HINTERGRUND

Michael Saurer

Von Michael Saurer

Mi, 15. September 2021

Südwest

Synagogen im Land haben aufgerüstet

Die Anschläge von Halle haben auch in Baden-Württemberg zu Sorgen um die Sicherheit jüdischer Einrichtungen im Land geführt. Als Sofortmaßnahme hat das Landesinnenministerium bereits im Oktober 2019 den Israelitischen Religionsgemeinschaften (IRG) Badens und Württembergs einen Betrag von einer Million Euro zur Verfügung gestellt, um die Sicherheitsmaßnahmen von Synagogen und anderer Einrichtungen zu verbessern. Weitere zwei Millionen Euro wurden im Doppelhaushalt 2020/21 dafür zur Verfügung gestellt. Außerdem stellt die Landesregierung den IRG jährlich noch Mittel von 1,17 Millionen Euro für personelle Sicherheitsmaßnahmen, also private Sicherheitsdienste, zur Verfügung.

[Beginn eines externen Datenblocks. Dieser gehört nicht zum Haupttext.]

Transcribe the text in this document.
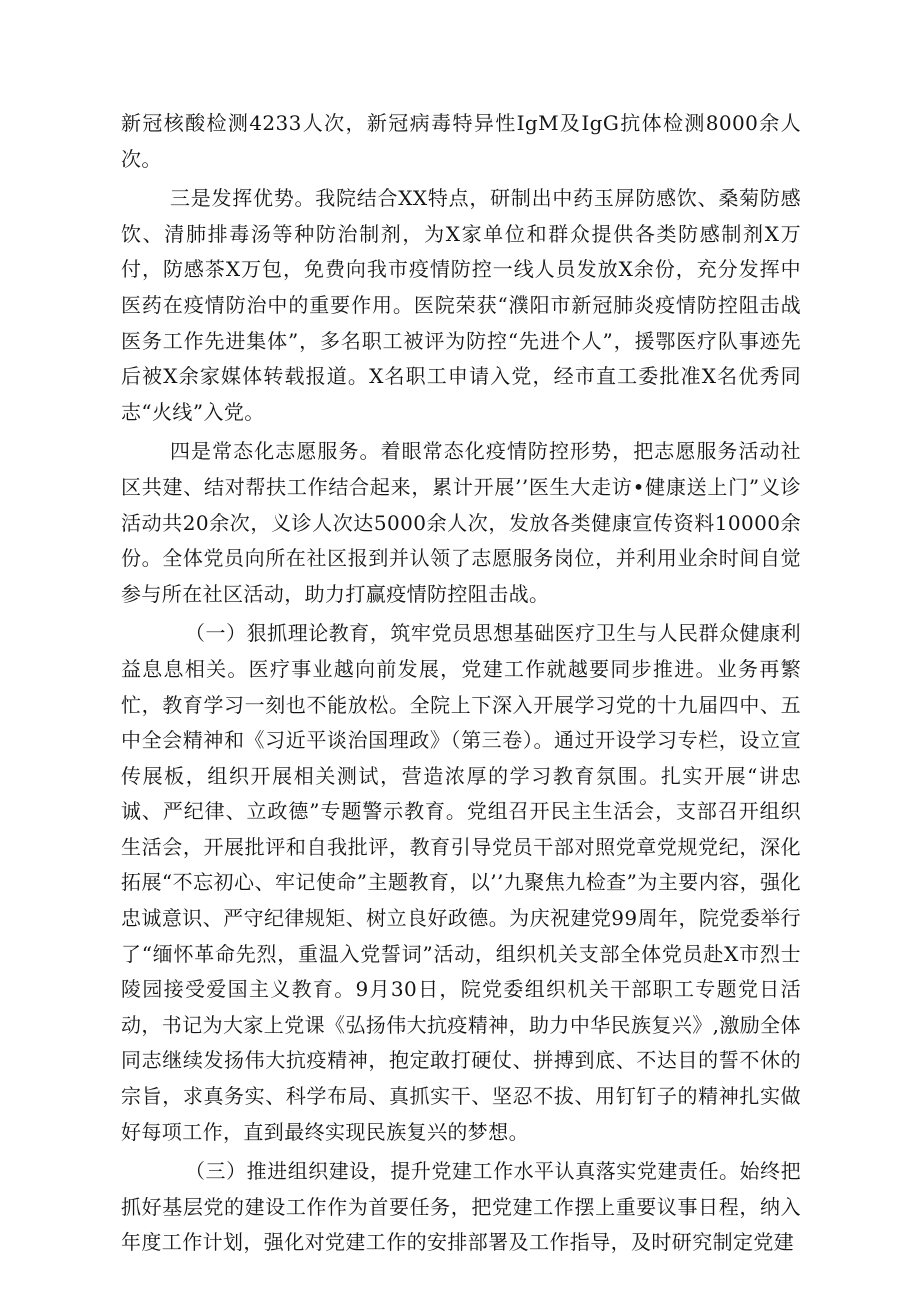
新冠核酸检测4233人次，新冠病毒特异性IgM及IgG抗体检测8000余人次。

三是发挥优势。我院结合XX特点，研制出中药玉屏防感饮、桑菊防感饮、清肺排毒汤等种防治制剂，为X家单位和群众提供各类防感制剂X万付，防感茶X万包，免费向我市疫情防控一线人员发放X余份，充分发挥中医药在疫情防治中的重要作用。医院荣获“濮阳市新冠肺炎疫情防控阻击战医务工作先进集体”，多名职工被评为防控“先进个人”，援鄂医疗队事迹先后被X余家媒体转载报道。X名职工申请入党，经市直工委批准X名优秀同志“火线”入党。

四是常态化志愿服务。着眼常态化疫情防控形势，把志愿服务活动社区共建、结对帮扶工作结合起来，累计开展’’医生大走访•健康送上门”义诊活动共20余次，义诊人次达5000余人次，发放各类健康宣传资料10000余份。全体党员向所在社区报到并认领了志愿服务岗位，并利用业余时间自觉参与所在社区活动，助力打赢疫情防控阻击战。

（一）狠抓理论教育，筑牢党员思想基础医疗卫生与人民群众健康利益息息相关。医疗事业越向前发展，党建工作就越要同步推进。业务再繁忙，教育学习一刻也不能放松。全院上下深入开展学习党的十九届四中、五中全会精神和《习近平谈治国理政》（第三卷）。通过开设学习专栏，设立宣传展板，组织开展相关测试，营造浓厚的学习教育氛围。扎实开展“讲忠诚、严纪律、立政德”专题警示教育。党组召开民主生活会，支部召开组织生活会，开展批评和自我批评，教育引导党员干部对照党章党规党纪，深化拓展“不忘初心、牢记使命”主题教育，以’’九聚焦九检查”为主要内容，强化忠诚意识、严守纪律规矩、树立良好政德。为庆祝建党99周年，院党委举行了“缅怀革命先烈，重温入党誓词”活动，组织机关支部全体党员赴X市烈士陵园接受爱国主义教育。9月30日，院党委组织机关干部职工专题党日活动，书记为大家上党课《弘扬伟大抗疫精神，助力中华民族复兴》,激励全体同志继续发扬伟大抗疫精神，抱定敢打硬仗、拼搏到底、不达目的誓不休的宗旨，求真务实、科学布局、真抓实干、坚忍不拔、用钉钉子的精神扎实做好每项工作，直到最终实现民族复兴的梦想。

（三）推进组织建设，提升党建工作水平认真落实党建责任。始终把抓好基层党的建设工作作为首要任务，把党建工作摆上重要议事日程，纳入年度工作计划，强化对党建工作的安排部署及工作指导，及时研究制定党建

"Der Schutz jüdischer Menschen in Deutschland ist und bleibt unsere besondere Verantwortung. Daher hat die Sicherheit der Jüdinnen und Juden in Baden-Württemberg für uns höchste Priorität. Dabei ist mir ein besonderes Anliegen, dass sie nicht nur objektiv sicher sind, sondern sich auch sicher fühlen", betont Innenminister Thomas Strobl (CDU) in einer Mitteilung.

Die weitergehende Sicherung der jüdischen Einrichtungen ist auch in Baden-Württemberg notwendig. Erst in der Nacht zum 13. Mai dieses Jahres wurde in einer Mannheimer Synagoge ein Fenster eingeworfen.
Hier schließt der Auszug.